What do these brands do different then? Do they invest more resources in marketing and advertising than other global corporations? Do they have better managers? The answer is no. In fact, some of the global brands are probably spending less on marketing than many no-name corporates. So then, what are these transnational cult brands doing right and what are they not doing unlike their counterparts?

Setting the Right Mindset

The very mindset of organizational thinking within the internal cultures of these cult brands is set right from the get go. They don’t see brand management as equal to marketing management. Public relations, strategic planning, social media management, CRM, advertising, internal culture, product development, decision-making and all other operations are seen as branches (or sub-branches) of the general tree of brand management. If branding and marketing are seen as synonymous, then they will likely join the sea of sameness amongst global behemoths.

“The role of a brand manager
is holistic by its nature.”

Cult brands don’t see brand management in a merely departmental sense. It is a systematic, constructivist, meaning-making and long-term process that is aligned, in one way or another, internally and externally with the consumer. The role of a brand manager is holistic by its very nature. Therefore, the general manager and the brand manager is either one person or two individuals that are both in sync when it comes to planning and decision making. Thus brand management is an equivalent of general management. The widely known words of Prof. Peter Drucker are: “Management is doing things right. Leadership is doing the right things.”1 So, as an addendum to his definitions, brand building then means doing the right things right.

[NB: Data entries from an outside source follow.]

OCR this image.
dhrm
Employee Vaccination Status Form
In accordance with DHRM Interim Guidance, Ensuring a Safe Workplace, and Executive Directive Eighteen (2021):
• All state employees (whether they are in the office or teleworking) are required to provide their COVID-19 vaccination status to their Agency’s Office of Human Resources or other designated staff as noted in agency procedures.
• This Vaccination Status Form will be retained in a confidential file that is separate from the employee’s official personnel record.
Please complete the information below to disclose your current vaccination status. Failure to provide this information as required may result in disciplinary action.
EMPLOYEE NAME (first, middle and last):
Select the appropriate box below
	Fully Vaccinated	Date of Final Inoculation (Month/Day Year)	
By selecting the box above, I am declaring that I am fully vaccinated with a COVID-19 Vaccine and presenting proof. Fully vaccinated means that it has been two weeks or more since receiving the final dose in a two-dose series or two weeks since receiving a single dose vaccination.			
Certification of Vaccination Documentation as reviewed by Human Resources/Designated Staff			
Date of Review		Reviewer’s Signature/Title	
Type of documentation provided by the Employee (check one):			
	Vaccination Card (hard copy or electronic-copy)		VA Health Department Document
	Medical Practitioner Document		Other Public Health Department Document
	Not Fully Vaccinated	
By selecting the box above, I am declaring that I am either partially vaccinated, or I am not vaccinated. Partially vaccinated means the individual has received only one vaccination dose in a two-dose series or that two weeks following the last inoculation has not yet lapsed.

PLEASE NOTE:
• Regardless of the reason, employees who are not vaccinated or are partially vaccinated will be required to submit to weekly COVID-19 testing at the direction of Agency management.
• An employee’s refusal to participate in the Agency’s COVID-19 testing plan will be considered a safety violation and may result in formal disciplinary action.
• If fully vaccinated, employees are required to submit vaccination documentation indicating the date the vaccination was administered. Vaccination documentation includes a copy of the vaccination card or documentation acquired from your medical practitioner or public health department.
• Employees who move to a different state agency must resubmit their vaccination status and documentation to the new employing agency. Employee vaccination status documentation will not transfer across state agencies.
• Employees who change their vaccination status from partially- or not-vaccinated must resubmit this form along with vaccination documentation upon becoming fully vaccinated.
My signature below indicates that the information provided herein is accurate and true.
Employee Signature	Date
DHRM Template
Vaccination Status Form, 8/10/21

“Becoming a Purpose-led brand
is not a mathematical issue
– it’s a geometrical one.”

The [G]eometrical Culture

All in all, a successful company can’t do what a successful brand can. According to Michel Chevalier and Gérald Mazzalovo “for the corporation, the brand is an essential component of its cumulative value and its long-term strategy. It imposes certain constraints. It requires choices to be made involving coherence and consistency with specific values. It is a fundamental asset of the corporation.”2 In a multinational organization that hasn’t achieved the state of a brand, employees usually work for the general manager and not always for/with each other, whereas within the culture of a cult brand the workforce along with the C-Suite works for the brand. This creates geometrical harmony in relations thanks to the brand culture. Becoming a Purpose-led brand is not a mathematical issue – it’s a geometrical one.3 Euclid, the ancient Greek scholar known as the Father of Geometry, created an axiomatic system worth remembering. The first axiom states that when two things are equal to the same thing, then they are equal to each other. When all the individuals within a company (including the leadership) can be equal to the brand rather than the leader or the CEO, they would all be equal to each other. General managers come and go – but the brand stays. The purely rational mindset won’t do because a mathematical model may be able to connect individuals, but only a geometrical model will unify them.

What is your purpose and brand model that provides the connective tissue building a strong, brand driven culture?

References:

1. Drucker, Peter F. The Essential Drucker Selections from the Management Works. Routledge, 2011.
2. Chevalier, Michel, and Gerald Mazzalovo. Pro Logo. Palgrave Macmillan, 2004.
3. Markus Kramer and Tofig Husein-zadeh. The Guiding Purpose Strategy. Clink Street Publishing, 2017.